Ora! Ou emntendemos a natureza ideologicamente corrupta, sem compromissos populares e eticamente esquiva do que esta aí, inclusive com Lulla, ou vamos sempre estar a tentar recolher o Leite derramado, ou tentando ressuscitar a morta Inês.

Tudo o que a presidenta diLLma quria naquele momento era um Voto de Confiança a ela, sob forte críticas e falta de comando de seu (des)governo.

E teve! Mas, a meu ver, por parte de quem não poderia fazer isso, poois o exercício da Fé no próximo não passa por nos deixarmos ser enganados (e por conseguinte, quem nos escuta, lê ou milita ombro a ombro).

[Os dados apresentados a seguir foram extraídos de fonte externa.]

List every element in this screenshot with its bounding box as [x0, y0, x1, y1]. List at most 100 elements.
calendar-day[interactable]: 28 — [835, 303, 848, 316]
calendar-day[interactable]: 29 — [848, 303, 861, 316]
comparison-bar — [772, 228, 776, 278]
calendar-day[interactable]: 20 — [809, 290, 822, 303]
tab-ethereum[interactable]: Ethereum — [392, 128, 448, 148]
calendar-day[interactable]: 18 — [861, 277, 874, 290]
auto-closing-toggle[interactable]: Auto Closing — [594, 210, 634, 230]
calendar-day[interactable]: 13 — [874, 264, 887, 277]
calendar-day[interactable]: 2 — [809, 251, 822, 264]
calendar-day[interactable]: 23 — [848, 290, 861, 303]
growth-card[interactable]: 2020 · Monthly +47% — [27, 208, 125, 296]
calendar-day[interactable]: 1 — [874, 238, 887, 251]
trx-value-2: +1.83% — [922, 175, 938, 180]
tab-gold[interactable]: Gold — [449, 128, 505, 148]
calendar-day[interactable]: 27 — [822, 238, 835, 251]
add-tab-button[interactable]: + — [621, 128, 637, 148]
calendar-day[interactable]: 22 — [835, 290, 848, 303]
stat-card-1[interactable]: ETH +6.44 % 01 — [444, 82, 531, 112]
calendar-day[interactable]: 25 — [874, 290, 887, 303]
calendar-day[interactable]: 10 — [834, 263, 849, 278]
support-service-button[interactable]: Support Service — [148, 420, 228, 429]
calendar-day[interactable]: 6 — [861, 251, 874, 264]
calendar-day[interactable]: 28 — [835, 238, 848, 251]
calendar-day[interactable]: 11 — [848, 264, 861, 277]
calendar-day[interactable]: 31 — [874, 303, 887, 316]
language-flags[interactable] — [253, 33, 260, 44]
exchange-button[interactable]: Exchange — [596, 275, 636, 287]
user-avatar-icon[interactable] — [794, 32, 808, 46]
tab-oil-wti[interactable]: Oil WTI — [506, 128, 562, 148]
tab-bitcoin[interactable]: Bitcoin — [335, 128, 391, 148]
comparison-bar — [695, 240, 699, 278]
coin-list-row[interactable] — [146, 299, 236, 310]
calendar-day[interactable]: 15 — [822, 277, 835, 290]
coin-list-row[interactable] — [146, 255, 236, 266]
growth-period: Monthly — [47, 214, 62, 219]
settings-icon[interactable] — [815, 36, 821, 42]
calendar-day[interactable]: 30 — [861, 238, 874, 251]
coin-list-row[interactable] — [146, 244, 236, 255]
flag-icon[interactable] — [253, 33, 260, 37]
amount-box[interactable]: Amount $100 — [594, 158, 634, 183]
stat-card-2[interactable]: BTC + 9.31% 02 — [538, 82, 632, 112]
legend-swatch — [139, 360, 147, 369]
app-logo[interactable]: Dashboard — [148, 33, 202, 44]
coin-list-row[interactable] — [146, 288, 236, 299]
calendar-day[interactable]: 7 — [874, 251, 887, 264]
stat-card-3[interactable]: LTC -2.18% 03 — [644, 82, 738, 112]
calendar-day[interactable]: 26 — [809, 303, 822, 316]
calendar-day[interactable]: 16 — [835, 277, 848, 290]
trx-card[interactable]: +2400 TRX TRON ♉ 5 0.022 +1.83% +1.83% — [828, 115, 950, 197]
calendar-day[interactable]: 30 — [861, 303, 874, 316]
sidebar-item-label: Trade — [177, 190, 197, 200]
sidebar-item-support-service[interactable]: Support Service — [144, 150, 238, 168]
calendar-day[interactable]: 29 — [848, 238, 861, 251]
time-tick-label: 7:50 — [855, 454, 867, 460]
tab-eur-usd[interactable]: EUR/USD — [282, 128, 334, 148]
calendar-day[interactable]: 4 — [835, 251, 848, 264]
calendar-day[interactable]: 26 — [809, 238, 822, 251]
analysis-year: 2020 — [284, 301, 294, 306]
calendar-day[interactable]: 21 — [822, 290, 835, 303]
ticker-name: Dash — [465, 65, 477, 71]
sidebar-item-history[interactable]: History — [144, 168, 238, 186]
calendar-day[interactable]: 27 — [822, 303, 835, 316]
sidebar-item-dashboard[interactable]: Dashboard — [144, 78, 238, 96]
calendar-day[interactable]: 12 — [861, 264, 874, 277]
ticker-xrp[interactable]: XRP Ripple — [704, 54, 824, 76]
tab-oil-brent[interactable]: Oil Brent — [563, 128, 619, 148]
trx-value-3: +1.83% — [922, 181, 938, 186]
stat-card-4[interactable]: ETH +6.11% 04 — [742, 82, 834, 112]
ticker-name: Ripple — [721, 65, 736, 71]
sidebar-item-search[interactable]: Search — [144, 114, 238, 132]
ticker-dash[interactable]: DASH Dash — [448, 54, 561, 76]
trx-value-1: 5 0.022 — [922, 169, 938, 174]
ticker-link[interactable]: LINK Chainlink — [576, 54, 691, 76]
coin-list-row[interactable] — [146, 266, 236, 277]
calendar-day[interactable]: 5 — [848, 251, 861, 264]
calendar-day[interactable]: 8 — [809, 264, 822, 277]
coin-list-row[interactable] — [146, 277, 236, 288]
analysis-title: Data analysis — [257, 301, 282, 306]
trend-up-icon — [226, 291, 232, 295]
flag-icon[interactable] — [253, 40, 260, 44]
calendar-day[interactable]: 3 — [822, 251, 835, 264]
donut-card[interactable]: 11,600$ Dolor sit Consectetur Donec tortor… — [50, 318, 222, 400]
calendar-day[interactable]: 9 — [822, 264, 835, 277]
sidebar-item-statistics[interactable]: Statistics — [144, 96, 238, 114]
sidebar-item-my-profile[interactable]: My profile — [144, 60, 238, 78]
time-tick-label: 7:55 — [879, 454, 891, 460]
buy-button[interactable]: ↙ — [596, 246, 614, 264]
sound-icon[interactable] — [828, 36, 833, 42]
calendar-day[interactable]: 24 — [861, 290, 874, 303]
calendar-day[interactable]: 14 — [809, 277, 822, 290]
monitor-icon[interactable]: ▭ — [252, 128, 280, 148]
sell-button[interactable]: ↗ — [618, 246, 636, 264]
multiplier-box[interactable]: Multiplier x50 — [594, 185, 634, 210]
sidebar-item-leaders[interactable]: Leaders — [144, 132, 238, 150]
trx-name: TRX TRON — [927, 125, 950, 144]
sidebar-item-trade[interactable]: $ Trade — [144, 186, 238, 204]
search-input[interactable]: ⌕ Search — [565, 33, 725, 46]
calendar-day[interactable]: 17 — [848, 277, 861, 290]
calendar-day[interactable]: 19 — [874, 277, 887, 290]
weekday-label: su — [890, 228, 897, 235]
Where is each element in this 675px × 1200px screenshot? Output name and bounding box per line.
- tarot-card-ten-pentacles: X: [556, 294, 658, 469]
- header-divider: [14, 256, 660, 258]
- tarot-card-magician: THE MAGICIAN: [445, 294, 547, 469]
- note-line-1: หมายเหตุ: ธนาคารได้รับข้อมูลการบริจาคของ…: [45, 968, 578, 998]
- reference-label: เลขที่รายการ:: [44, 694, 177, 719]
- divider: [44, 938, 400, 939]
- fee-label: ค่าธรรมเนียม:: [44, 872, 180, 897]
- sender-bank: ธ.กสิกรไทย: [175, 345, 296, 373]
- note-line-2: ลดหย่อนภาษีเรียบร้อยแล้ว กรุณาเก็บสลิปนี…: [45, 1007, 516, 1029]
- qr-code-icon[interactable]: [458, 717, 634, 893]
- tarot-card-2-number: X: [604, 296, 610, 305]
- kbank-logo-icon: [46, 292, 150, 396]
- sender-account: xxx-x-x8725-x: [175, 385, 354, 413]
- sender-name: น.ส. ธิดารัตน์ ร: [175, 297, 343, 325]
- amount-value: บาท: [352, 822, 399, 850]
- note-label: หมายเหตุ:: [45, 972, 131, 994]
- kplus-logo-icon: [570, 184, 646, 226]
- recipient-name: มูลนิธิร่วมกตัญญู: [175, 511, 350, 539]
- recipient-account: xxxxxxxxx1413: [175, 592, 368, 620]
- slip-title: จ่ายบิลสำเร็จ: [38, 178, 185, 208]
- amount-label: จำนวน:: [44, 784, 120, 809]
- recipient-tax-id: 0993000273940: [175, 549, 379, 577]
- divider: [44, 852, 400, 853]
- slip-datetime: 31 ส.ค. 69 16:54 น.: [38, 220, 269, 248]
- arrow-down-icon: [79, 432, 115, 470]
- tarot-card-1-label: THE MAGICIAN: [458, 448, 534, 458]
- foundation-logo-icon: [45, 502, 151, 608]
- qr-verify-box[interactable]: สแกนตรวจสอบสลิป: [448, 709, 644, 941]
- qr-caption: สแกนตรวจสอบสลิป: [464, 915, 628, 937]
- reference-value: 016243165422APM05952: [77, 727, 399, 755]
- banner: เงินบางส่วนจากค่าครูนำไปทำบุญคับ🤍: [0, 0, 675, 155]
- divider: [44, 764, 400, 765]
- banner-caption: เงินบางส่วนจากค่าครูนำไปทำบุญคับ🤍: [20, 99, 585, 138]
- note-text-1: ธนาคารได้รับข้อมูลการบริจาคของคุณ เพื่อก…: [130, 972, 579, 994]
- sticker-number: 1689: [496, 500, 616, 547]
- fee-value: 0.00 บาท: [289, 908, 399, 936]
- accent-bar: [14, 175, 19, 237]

Generosidade e esperança (quem sabe, "a mais confortável forma de alienação?)para mim não é isso.

Generosidade é não deixarmos uma maioria ser enganada, engabelada e que suas necessidades básicas não sejam motivos de negociatas escusas, por uma minoria que esta presidenta representa. Ou alguém, além do Wladimir Pomar e Frei Beto ainda acredita em Fadas Madrinhas?

Ser duro, não representa não ser generoso, ou que tenhamos perdido a ternura. Amar a Todos igualmente, não significa que devamos dar crédito de confiança a quem não merece e, pior, "passou-se de lado".

Vovó amava a todos, mas me ensinou que, com algumas pessoas não devemos andar juntos e nem elogiar.